Keywords: Dogs; Diets; Carbohydrates; Digestibility; Nutrient interactions

INTRODUCTION

Energy is important for sustaining the life of dogs. Protein, fat, and carbohydrates are considered the major energy sources, and energy requirements should be met according to individual needs. Among them, carbohydrates provide energy in the form of glucose and offer various health benefits, including supporting a healthy digestive tract, maintaining the gut microbiota, and facilitating effective weight management. In commercial dog feed, carbohydrates constitute 30%–60% of dry food and > 30% of wet food [1,2]. Most of these carbohydrates are starch, with digestibility varying based on factors such as carbohydrate ingredients, granule size, amylose-to-amylopectin ratio, microstructure, diet form, processing methods, degree of heat treatment, and other components within the recipe [3–6].
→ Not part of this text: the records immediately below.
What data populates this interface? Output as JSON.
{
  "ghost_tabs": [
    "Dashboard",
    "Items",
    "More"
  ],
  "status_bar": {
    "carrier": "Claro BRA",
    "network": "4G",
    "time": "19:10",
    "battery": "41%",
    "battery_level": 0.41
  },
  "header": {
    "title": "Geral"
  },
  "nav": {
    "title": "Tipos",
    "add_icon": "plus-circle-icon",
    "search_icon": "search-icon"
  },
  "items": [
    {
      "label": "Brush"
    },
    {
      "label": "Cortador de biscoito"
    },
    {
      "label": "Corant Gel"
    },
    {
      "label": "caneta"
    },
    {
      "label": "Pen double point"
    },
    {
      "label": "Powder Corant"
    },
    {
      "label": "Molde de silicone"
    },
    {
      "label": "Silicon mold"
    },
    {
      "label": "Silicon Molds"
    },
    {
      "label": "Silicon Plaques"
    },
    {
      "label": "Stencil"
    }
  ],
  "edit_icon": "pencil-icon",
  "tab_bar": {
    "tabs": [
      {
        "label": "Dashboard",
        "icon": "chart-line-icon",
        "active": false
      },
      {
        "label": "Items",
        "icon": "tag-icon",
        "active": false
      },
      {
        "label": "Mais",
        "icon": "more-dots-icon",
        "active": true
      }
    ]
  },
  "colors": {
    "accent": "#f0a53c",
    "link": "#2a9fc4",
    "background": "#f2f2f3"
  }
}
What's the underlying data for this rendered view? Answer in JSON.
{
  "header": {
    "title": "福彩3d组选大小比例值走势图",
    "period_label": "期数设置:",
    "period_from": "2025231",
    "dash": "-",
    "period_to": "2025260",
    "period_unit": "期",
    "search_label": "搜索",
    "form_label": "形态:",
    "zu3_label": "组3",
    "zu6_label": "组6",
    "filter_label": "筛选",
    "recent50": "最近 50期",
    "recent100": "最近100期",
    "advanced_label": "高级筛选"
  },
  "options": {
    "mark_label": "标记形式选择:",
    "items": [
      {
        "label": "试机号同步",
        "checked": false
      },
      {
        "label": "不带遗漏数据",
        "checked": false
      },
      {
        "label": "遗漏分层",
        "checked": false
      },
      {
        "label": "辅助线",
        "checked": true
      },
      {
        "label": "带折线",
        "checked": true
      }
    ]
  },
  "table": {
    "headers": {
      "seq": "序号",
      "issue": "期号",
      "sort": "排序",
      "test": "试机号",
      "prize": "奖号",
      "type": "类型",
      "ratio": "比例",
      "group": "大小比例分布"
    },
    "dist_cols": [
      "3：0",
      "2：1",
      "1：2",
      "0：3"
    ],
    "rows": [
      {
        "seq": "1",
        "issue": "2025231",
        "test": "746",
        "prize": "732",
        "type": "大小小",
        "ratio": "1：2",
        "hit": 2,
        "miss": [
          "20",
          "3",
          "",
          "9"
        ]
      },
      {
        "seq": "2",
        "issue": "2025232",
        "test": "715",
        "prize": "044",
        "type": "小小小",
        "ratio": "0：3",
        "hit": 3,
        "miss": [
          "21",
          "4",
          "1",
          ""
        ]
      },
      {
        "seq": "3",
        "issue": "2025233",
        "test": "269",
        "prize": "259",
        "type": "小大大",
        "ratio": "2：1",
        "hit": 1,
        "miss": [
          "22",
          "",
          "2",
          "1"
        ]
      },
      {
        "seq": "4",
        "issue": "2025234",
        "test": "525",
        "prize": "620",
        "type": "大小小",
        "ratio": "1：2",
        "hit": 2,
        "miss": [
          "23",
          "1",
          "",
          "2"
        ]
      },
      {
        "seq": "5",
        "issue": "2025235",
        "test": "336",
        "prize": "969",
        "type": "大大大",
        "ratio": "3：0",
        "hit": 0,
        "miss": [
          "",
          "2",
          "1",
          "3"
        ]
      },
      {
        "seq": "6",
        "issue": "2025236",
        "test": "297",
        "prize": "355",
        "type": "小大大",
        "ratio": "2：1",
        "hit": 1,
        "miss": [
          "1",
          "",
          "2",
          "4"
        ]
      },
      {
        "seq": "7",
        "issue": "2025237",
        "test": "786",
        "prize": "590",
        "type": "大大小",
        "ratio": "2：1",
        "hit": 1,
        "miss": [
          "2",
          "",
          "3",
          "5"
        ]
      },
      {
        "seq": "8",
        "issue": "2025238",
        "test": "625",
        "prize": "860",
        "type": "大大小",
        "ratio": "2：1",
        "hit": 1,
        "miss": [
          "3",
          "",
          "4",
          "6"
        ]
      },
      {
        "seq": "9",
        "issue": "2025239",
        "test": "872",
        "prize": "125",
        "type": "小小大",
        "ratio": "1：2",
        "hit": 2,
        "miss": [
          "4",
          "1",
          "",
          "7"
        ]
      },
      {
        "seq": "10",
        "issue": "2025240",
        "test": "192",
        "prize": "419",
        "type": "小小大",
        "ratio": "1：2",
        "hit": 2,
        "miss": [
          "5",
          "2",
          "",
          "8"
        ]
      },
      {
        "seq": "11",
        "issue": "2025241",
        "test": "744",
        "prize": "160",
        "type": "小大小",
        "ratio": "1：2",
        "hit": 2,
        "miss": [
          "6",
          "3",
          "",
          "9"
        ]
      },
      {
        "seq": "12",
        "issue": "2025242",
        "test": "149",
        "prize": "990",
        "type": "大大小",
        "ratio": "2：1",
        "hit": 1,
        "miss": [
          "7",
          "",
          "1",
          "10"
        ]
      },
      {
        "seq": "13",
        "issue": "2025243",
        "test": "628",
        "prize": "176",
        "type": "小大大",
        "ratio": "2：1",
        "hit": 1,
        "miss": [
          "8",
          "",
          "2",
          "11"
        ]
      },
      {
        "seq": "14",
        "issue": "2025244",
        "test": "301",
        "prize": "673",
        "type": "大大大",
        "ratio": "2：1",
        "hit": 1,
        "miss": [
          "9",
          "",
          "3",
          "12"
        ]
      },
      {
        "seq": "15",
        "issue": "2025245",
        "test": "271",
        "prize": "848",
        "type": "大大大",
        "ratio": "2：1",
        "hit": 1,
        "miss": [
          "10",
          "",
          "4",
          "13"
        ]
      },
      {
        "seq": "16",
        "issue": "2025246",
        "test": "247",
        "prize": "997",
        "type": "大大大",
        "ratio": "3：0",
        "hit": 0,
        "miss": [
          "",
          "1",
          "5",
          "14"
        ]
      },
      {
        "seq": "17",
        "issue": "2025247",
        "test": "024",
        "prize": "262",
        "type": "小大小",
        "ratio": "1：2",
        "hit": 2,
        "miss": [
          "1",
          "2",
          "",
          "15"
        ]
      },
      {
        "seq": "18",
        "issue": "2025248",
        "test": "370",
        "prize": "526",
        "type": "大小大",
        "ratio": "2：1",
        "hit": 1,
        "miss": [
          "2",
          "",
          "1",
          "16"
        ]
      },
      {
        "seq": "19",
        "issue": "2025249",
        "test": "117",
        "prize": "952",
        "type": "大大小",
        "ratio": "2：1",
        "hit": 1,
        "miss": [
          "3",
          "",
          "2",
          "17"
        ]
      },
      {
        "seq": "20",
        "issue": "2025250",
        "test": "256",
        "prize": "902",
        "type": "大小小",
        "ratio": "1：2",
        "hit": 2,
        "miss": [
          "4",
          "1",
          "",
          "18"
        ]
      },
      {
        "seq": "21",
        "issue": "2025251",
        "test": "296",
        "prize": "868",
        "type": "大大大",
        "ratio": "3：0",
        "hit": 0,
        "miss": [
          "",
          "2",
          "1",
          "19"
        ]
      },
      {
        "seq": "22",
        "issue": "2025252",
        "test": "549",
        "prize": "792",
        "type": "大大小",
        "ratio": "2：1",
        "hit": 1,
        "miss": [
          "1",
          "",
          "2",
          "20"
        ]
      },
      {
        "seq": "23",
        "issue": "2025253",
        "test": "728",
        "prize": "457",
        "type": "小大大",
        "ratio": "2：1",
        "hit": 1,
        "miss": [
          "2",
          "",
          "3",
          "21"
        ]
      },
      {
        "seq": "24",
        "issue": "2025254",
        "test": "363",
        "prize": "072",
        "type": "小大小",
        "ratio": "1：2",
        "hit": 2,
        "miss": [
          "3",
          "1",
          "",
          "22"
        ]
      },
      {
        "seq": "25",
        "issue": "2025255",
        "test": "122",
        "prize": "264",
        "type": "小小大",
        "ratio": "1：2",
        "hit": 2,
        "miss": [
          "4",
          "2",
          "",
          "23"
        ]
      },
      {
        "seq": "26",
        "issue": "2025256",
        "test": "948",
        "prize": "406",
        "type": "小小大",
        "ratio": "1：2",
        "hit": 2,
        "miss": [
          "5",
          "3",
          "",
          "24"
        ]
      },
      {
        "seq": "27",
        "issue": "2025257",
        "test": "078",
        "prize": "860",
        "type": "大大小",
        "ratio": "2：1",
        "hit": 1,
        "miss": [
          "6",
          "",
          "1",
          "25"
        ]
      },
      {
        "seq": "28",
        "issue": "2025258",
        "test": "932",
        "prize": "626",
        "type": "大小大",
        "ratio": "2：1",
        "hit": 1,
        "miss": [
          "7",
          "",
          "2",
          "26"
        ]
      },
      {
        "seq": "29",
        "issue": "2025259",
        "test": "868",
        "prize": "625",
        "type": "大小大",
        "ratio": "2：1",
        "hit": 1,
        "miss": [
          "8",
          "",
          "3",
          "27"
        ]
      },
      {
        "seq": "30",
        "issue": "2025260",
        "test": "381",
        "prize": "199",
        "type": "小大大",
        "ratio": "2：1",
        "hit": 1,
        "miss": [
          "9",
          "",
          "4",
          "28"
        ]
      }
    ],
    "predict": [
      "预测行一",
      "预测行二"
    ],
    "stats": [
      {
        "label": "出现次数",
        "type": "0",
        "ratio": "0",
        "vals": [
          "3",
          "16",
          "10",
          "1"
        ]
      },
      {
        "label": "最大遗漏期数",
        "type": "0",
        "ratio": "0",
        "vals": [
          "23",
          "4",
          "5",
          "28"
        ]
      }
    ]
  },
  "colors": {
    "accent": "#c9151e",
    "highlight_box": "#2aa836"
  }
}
Carbohydrate sources in pet foods include grains (e.g., corn, sorghum, rice, and wheat), legumes (e.g., peas and lentils), tubers (potatoes and tapioca), and by-products or fractions of these ingredients [6]. Digestible carbohydrates are absorbed in the small intestine, whereas indigestible carbohydrates can be fermatable and non/poorly fermentable in the large intestine. As a digestible carbohydrate, starch provides energy after absorption. Moreover, the starch concentration is related to the quality of pet food by increasing the expansion and binding properties of the food matrix during the manufacturing process, which affects the durability and formulation of pet food. Indigestible carbohydrates can be insoluble or soluble. Fibers are insoluble and fermentable and are used by the gut microbiota to modulate microbiota and gut health. Carbohydrates have recently gained attention because of their positive physiological effects on health. However, there is not enough information about the in vivo utilization of carbohydrates as much as that of proteins in dogs.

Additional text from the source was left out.